L’uomo deve, quindi, adattarsi, conservare il proprio equilibrio interiore e
essere in grado di affrontare in modo adeguato le diverse circostanze della
vita. In teoria la capacità dell’uomo di adattarsi spiritualmente e psichicamente
è quasi illimitata, proprio perché egli riesce a progettare, a organizzarsi,
a superare molto spesso le difficoltà che ogni giorno si presentano, a utilizzare
al meglio le risorse di cui dispone. Ha la consapevolezza, comunque, che a volte,
lottare contro lo stress è veramente un’impresa difficile. E’ mia convinzione
che quanto più parleremo semplicemente di noi stessi tanto più ci sarà facile
agire secondo ciò che diciamo. Psicologicamente, siamo tutti dei giganti che
dormono. Siamo in grado di capire i nostri bambini meglio di quanto sappiamo
trattarli. Siamo perfino in grado di comprendere noi stessi meglio di quanto
sappiamo trattarci. La difficoltà sta nel fatto che eccediamo nell’esercitare
l’intelletto
anziché sentire ed agire. Comprendiamo quanto apprendiamo, ma ciò che apprendiamo
ci rimane nella mente anziché tradursi in comportamento (un esempio concreto
si verifica quando affrontiamo lo stress). La
cosa importate è che, per poter raggiungere potere di azione, la nostra introspezione
deve essere condotta da
prospettive diverse. Lo scopo di questo Notiziario, quindi, è quello di offrire
un piccolo stimolo per far
riflettere e fare qualcosa su noi stessi; fare qualcosa e farlo i modo vario
ma, soprattutto, attraverso il contributo di diverse “conoscenze”.
Cos’è lo stress.
La chiave per comprendere che cosa sia lo stress è il concetto di “adattamento”.
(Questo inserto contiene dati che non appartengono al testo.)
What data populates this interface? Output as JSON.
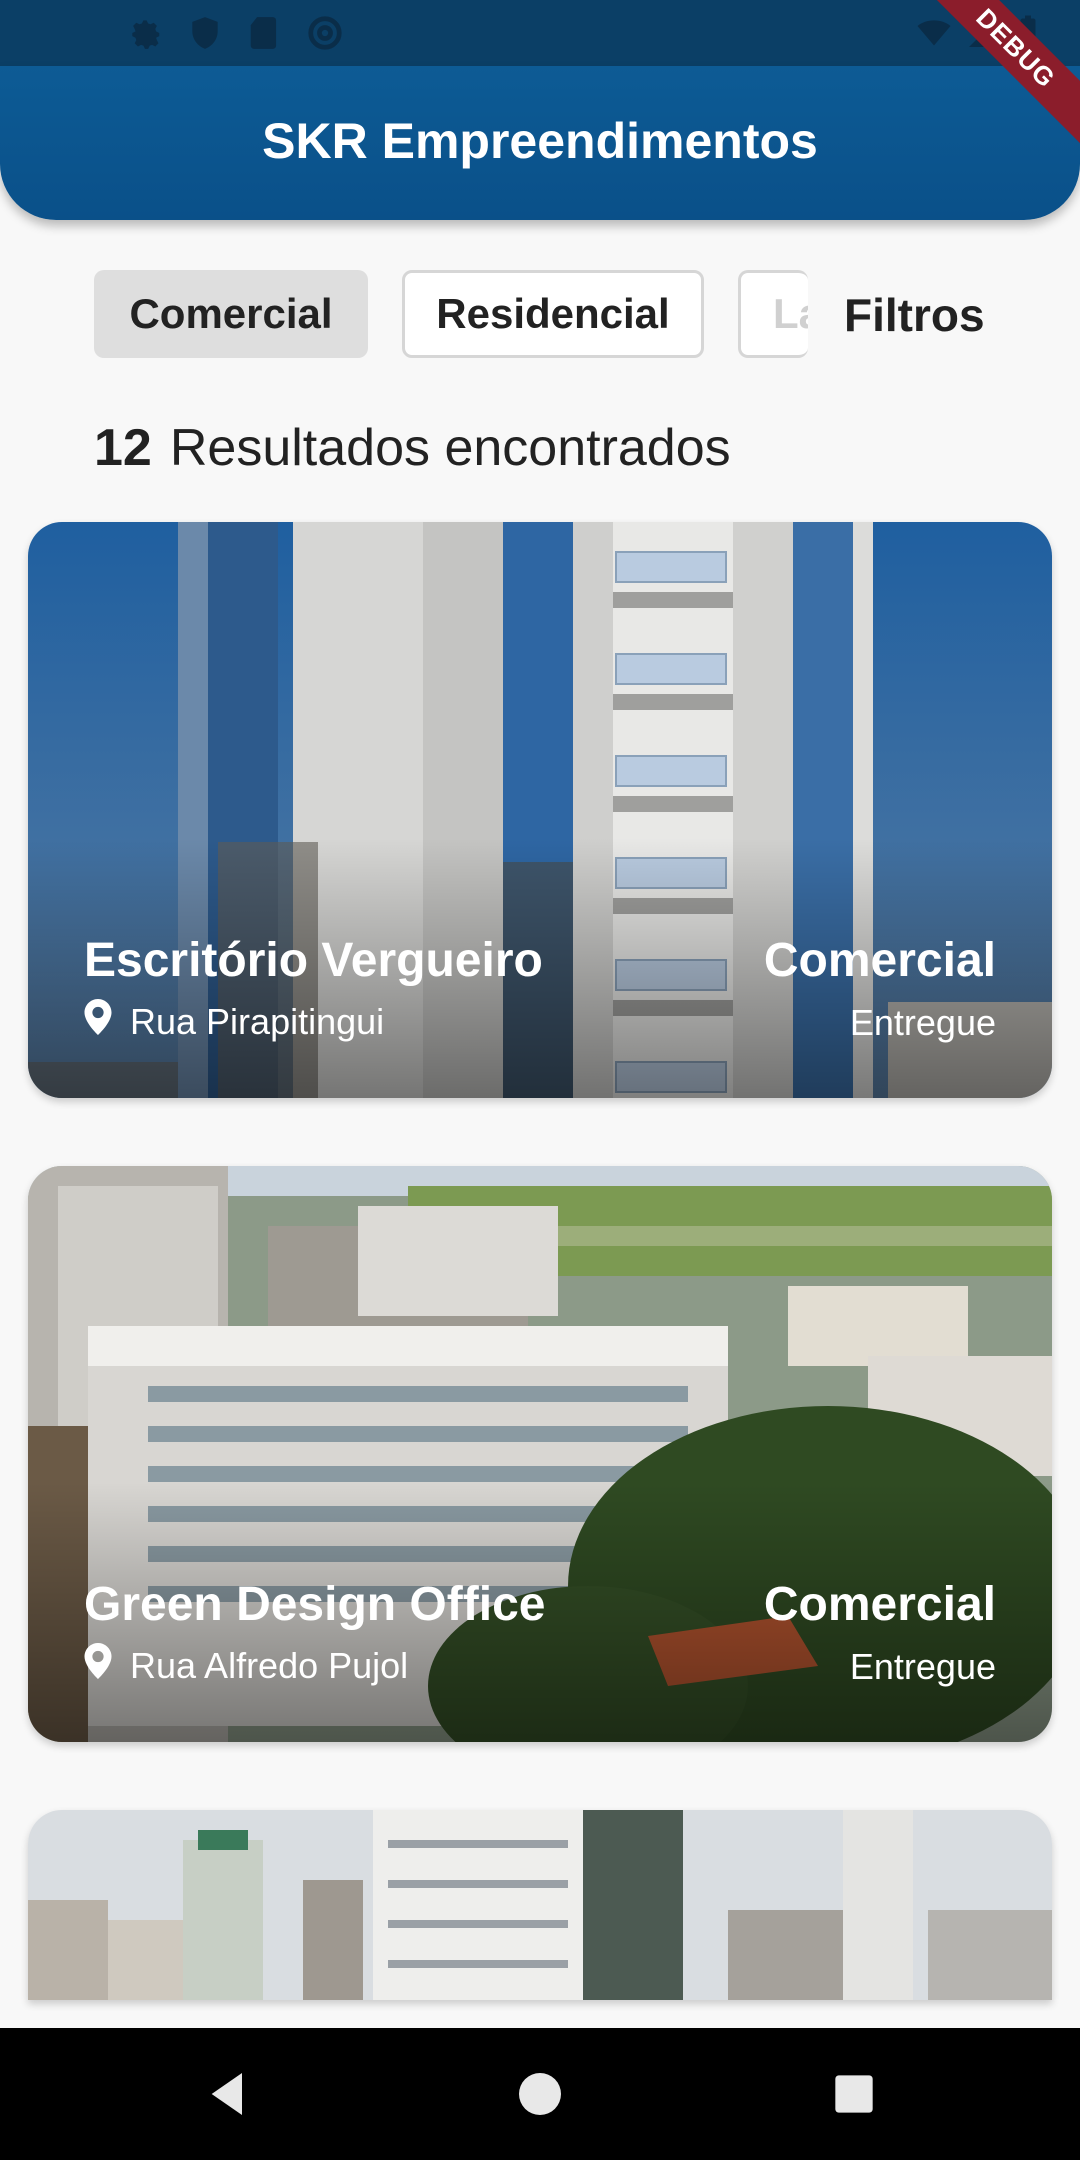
{
  "status_bar": {
    "left_icons": [
      "gear-icon",
      "shield-icon",
      "sd-card-icon",
      "at-sign-icon"
    ],
    "right_icons": [
      "wifi-icon",
      "signal-icon",
      "battery-icon"
    ]
  },
  "app_bar": {
    "title": "SKR Empreendimentos"
  },
  "debug_banner": "DEBUG",
  "filters": {
    "chips": [
      {
        "label": "Comercial",
        "selected": true
      },
      {
        "label": "Residencial",
        "selected": false
      },
      {
        "label": "La",
        "selected": false
      }
    ],
    "filters_label": "Filtros"
  },
  "results": {
    "count": "12",
    "label": "Resultados encontrados"
  },
  "cards": [
    {
      "name": "Escritório Vergueiro",
      "address": "Rua Pirapitingui",
      "type": "Comercial",
      "status": "Entregue"
    },
    {
      "name": "Green Design Office",
      "address": "Rua Alfredo Pujol",
      "type": "Comercial",
      "status": "Entregue"
    }
  ],
  "nav_bar": {
    "buttons": [
      "back-icon",
      "home-icon",
      "recents-icon"
    ]
  },
  "colors": {
    "primary": "#0d5b95",
    "status_bar": "#0b3f66",
    "debug": "#8b1d2b"
  }
}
Questo concetto è la risposta che l’organismo adotta quando si trova di fronte
a una novità. Che la qualità dello stimolo sia piacevole o spiacevole è indifferente:
l’effetto stress è relativo al grado di novità che rappresenta per l’individuo
e ai conseguenti meccanismi fisiologici che vengono messi in atto per adattarsi
alla nuova situazione. La notizia di aver vinto qualche milione di € genera
infatti nella persona lo stesso grado di stress della notizia di essere licenziati.
In un primo momento questo può sembrare paradossale, ma se riflettiamo meglio
ci accorgiamo che entrambi i fatti modificano profondamente la realtà dell’individuo
costringendolo a un notevole cambiamento delle sue abitudini di vita. Le condizioni
di vita e i progetti per il futuro devono essere modificati per rispondere alla
nuova realtà. Certamente non tutti gli stimoli sono uguali: vincere dei soldi
non è come essere licenziati, e innamorarsi (altro fatto che se proviamo a riflettere
è estremamente stressante) non è come scoprire di avere una malattia, anche
se all’inizio questi fatti producono effetti simili. Gli studiosi infatti distinguono
tra eustress (eu = buono) e distress (dis = negativo, distruttivo per l’esistenza).
In entrambi i casi però lo stress è rappresentato da quella sorta di fissazione,
di non riuscire a pensare ad altro che caratterizza questa esperienza. Possiamo
dire, quindi, che le occasioni di stress sono molteplici, sia che si tratti
di avvenimenti positivi sia che si tratti di avvenimenti negativi.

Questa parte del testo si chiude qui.